Gibbs sampling is great but convergence is slow when parameters are correlated. If the covariance structure is known, you can reparametrize to get better mixing. Alternatively you can keep the same parametrization but switch to Metropolis-Hastings with a Gaussian proposal distribution whose covariance is similar to the model parameters. But what if you don’t know the covariance structure or it’s heavily dependent on the data?
I ran into this very issue with a sampler for estimating the parameters of a fitted 2d surface. I thought about the problem for a while, and came up with this method for getting an efficient sampler:
1. Run MH with a Gaussian proposal distribution with identity covariance structure
2. Get the empirical covariance of the MH run
3. Run MH with Gaussian proposal with covariance distribution from (2); adapt the precision of the proposal to reach an acceptance ratio 0.2-0.3
4. Repeat 2-3 five times
5. Run MH for real with the final proposal distribution resulting from 1-4
The idea is pretty simple. Sampling will be efficient if the proposal distribution is similar to the sampling distribution. So we can start with a guessed covariance structure, sample for a bit, then adjust the covariance structure of the proposal distribution to match the previous samples, and so forth until the proposal distribution is similar to the sampling distribution. Once the proposal is adapted, you can run standard MCMC. You might call call this strategy static adaptive Metropolis-Hastings.

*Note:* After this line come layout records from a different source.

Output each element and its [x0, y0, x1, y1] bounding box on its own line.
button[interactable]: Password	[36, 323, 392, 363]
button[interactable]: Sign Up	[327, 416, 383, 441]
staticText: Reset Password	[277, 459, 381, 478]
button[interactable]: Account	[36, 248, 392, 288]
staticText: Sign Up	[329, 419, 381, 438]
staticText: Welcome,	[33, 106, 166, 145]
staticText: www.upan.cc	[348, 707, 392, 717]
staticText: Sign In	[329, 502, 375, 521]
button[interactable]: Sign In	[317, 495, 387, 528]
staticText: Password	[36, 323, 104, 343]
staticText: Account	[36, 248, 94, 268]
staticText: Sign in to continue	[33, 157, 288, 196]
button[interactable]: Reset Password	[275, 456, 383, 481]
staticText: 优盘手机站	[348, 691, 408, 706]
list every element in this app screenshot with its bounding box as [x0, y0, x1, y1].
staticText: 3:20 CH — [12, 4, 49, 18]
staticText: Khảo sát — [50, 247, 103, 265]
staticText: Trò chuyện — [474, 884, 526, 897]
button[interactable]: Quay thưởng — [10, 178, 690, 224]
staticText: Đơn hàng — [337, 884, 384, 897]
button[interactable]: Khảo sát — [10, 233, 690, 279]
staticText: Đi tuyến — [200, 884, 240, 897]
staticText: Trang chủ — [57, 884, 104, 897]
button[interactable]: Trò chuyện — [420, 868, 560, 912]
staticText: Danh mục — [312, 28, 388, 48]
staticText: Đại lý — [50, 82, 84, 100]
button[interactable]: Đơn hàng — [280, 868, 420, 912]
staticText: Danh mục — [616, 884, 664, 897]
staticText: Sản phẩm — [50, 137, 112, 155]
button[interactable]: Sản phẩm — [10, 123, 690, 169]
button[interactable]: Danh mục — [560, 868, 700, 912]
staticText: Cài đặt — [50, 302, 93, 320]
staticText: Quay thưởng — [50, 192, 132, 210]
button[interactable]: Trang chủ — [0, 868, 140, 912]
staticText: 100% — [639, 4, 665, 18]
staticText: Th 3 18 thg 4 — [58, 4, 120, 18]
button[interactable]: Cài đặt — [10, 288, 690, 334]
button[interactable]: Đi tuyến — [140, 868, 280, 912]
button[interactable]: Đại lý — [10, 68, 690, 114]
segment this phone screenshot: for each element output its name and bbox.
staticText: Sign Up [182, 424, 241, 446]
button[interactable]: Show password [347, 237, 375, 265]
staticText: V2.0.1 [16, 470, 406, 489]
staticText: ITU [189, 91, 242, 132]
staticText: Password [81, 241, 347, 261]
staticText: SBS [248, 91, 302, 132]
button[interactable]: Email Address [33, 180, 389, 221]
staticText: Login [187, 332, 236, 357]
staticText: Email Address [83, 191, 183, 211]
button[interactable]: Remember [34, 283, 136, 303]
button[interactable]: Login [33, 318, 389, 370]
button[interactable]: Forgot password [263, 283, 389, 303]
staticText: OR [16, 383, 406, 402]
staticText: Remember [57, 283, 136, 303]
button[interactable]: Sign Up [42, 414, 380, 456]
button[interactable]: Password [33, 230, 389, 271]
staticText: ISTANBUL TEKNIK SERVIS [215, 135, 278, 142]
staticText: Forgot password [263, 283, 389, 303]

As it turns out, you can do quite a bit better than this. Rather than doing adaptation in a first phase and “real sampling” in a second phase, it’s possible to mix blocks of adaptation and sampling. In that case, the resulting sampler is non-Markovian (since the samples depend on several previous samples rather than just one) and non-reversible. Yet, if you do it right, it’s nevertheless possible to get samples from the correct distribution. The advantage is that if the sampling distribution has a weird shape, the proposal distribution will adapt to it locally. This dynamic adaptive Metropolis-Hastings algorithm is described in Haario et al. (2001). You can find a high-level description of it here.
It’s implemented in this Matlab package (‘am’ option).
It’s possible to combine adaptive Metropolis and delayed rejection (DR). The basic idea of delayed rejection is to combine several MH transition kernels, starting from kernels with large variance down to kernels will small variance. Large variance moves have low chance of being accepted, but if they are a large move in parameter space results. Low-variance moves have high chance of being accepted, but since they are small the resulting chain will tend to show random walk behaviour. Thus, DR starts with high-variance proposals, falling back to lower variance proposals on rejection.
DR and AM go especially well together, because in the initial stages of AM the proposal is maladapted and very few samples are accepted. Yet, to start the adaptation process, you need samples. DR gives you those samples.
Combining DR and AM gives the dram algorithm, which is a potent plug-and-play alternative to Gibbs sampling. Don’t be fooled by the talk of sum-of-squares on the web page of the Matlab package: it works with any likelihood function.